Wasteland King

wastelandkingI have talked about the Gallow and Ragged series before. I have reviewed both Trailer Park Fae and Roadside Magic. Wasteland King brings the trilogy to it’s conclusion.

Wasteland King begins where the Roadside Magic left off. Robin and Gallow are struggling to survive while trapped between two worlds. They are both half-blooded fae whom are capable of living in this reality as well as the more real sideways realms. The machinations of the two courts have put in motion a tsunami of violence that awaits the declaration of a time and place to come crashing in.

Robin and Gallow each move through the story struggling with their own pasts as well as attempting to envision a future beyond simply surviving the next encounter. Gallow, in his battle to ensure the safety of Robin, his dead wife’s sister, looks behind for the future. He is caught in his head as he tries to determine analyze the feelings he has for Robin. Bundled with this are his own self recriminations about his relationship with Daisy and how he had failed her. His plans are laser focused and leave little room for his own survival. Robin looks to the future, though through a glass darkly. She seeks revenge on the Queen of Summer for the death of a child, the manipulation of her life, and the torture undergone in the white tower. This vision in not all consuming as survival is the main barrier to her success and her resources are put into this endeavor.

Saintcrow continues her exploration of the Fae from those marginalized by the court. Instead of the grand pomp and circumstance trotted out in fairy tales, the reader is given the view from the cheap seats. The beauty of these nigh immortal creatures is shown to be the illusion that hides a deeper darkness that is smoothed over in more modern stories of faeries. Instead of tinkerbell, the pixies are revealed to be ephemeral creatures of light and magic with sharp teeth and pricking knives. Robin gives some perspective on how they are always around those of great magic yet none deign to take the time to notice them let alone understand these tiny beings.

I love tales of the Fae and find Saintcrow’s perspective on them and their society refreshing.

Robin is my favorite character of the book. She is called Robin Ragged by puck and others throughout the series. Her status a half-blood is brought up and thrown in her face at every turn. Her use to the Queen of Summer is in her ability to perform real-making which is a magical ability that is both rare and much sought after. Despite suffering these many slings and arrows and lacking the strength at arms displayer by Gallow, she still takes a stand against Summer. Despite the forces arrayed against her, she never truly gives up.
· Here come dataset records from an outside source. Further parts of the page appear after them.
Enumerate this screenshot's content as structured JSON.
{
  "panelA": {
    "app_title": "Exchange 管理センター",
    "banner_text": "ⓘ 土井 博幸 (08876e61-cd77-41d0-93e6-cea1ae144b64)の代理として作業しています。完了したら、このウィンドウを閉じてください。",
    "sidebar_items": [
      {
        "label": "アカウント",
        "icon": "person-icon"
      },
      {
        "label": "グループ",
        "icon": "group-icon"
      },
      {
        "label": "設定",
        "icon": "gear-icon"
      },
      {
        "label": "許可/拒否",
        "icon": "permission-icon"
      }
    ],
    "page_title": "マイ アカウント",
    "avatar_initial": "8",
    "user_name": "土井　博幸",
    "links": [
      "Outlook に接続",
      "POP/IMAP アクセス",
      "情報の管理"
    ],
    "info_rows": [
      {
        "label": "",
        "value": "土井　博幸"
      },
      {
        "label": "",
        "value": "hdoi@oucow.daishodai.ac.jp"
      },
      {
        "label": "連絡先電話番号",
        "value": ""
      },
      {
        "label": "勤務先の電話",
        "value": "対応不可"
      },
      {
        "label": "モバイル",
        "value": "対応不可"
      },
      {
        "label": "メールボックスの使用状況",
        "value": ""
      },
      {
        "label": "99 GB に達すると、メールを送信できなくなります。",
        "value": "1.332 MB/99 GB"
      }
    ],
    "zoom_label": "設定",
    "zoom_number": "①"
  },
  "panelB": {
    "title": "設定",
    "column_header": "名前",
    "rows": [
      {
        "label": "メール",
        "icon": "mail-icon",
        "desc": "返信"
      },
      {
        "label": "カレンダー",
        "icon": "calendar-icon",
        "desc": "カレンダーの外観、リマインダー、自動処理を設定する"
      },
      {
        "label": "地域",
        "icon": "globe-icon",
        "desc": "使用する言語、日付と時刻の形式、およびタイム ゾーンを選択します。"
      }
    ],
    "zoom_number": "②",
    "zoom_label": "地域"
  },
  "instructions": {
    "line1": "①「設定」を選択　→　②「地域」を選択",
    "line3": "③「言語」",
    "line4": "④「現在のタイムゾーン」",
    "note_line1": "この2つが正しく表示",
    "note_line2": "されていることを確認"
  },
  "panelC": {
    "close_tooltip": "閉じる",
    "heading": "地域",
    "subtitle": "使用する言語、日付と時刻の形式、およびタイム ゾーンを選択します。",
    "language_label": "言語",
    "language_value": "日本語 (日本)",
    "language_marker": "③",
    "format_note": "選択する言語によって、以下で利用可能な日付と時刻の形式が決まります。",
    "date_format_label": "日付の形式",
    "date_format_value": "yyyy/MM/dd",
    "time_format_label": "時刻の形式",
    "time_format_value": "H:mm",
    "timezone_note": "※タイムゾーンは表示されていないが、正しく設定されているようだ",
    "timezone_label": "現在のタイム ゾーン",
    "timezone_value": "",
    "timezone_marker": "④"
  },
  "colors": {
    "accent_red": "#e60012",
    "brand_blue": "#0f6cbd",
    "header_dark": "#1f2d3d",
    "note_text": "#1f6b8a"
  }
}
Robin will struggle with finding the path forward and succumb to the crushing doubt that comes with such grand foes yet still get up and pull herself forward. In Wasteland King, I loved watching Robin struggle with her feelings surrounding both Gallow and Wren. Her distrust of other Fae runs deep and yet these two have both strived to protect her and have failed at this task as well. As she push forward with her desire to have vengeance on Summer, these thoughts serve as both a distraction and goad. Her concern for their motives helps her overlook the insurmountable odds she faces. These same odds give her the ability to work through her own issues and see Gallow and Wren’s actions as something other than crass manipulations for their own ends.

I also love that Saintcrow continues interlacing the story with vignettes about how the random mortals whose paths cross with those of the fae are affected. on the one hand, we are given the story of the truck driver who stops to give Wren a ride after he was deposited in the desert far from anything civilized. The journey is not long but the conversation is pleasant and provides a bit of perspective to the assassin about the nature of home. This chance encounter and bit of kindness to a fae in needs leads our trucker to find a more permanent home that allows him to find a deeper happiness. In stark relief is the story of the child and the oak tree. Robin is fleeing pursuit and happens upon a piece of the sideways realms anchored in the desert by a majestic oak. Here she finds a bit of solace and rest. A poor girl in a nearby trailer park leaves her home to find food which is not present their due to her mother and her friend’s drug habits. In her wanderings, the child is led to this same island in the more-than-real. She is brought in by the image of the sleeping fae and beauty of the tableau before her. She seeks shelter as well amongst the roots of the giant tree and falls to sleep there on the earth and surrounded by pixies. When Robin awakens, our view of the scene changes to show the skull of a child sinking into the loam surrounding the roots of the tree.

Chilling.

I love Wasteland King. The characters are so well done. From Robin and Gallow down to those that only are give a few brief moments on the stage. They are given given a depth that is welcome in the genre of urban fantasy. Saintcrow is a master of pacing and showcases her abilities in this realm with Wasteland King. The story feels like a boulder rolling down hill. The pace builds and builds while still allowing the characters time to breathe and grow. Despite the path of destruction being foreshadowed, there are surprises aplenty in both the journey and the final battle.

Wasteland King gets four bear paws out of four. It is a wonderful cap to this story. It only makes me sad that I will not longer get stories of Robin, Gallow and Wren. This is a world I would like to revisit and hope that we will be given this opportunity. Definitely a book and a series you should try.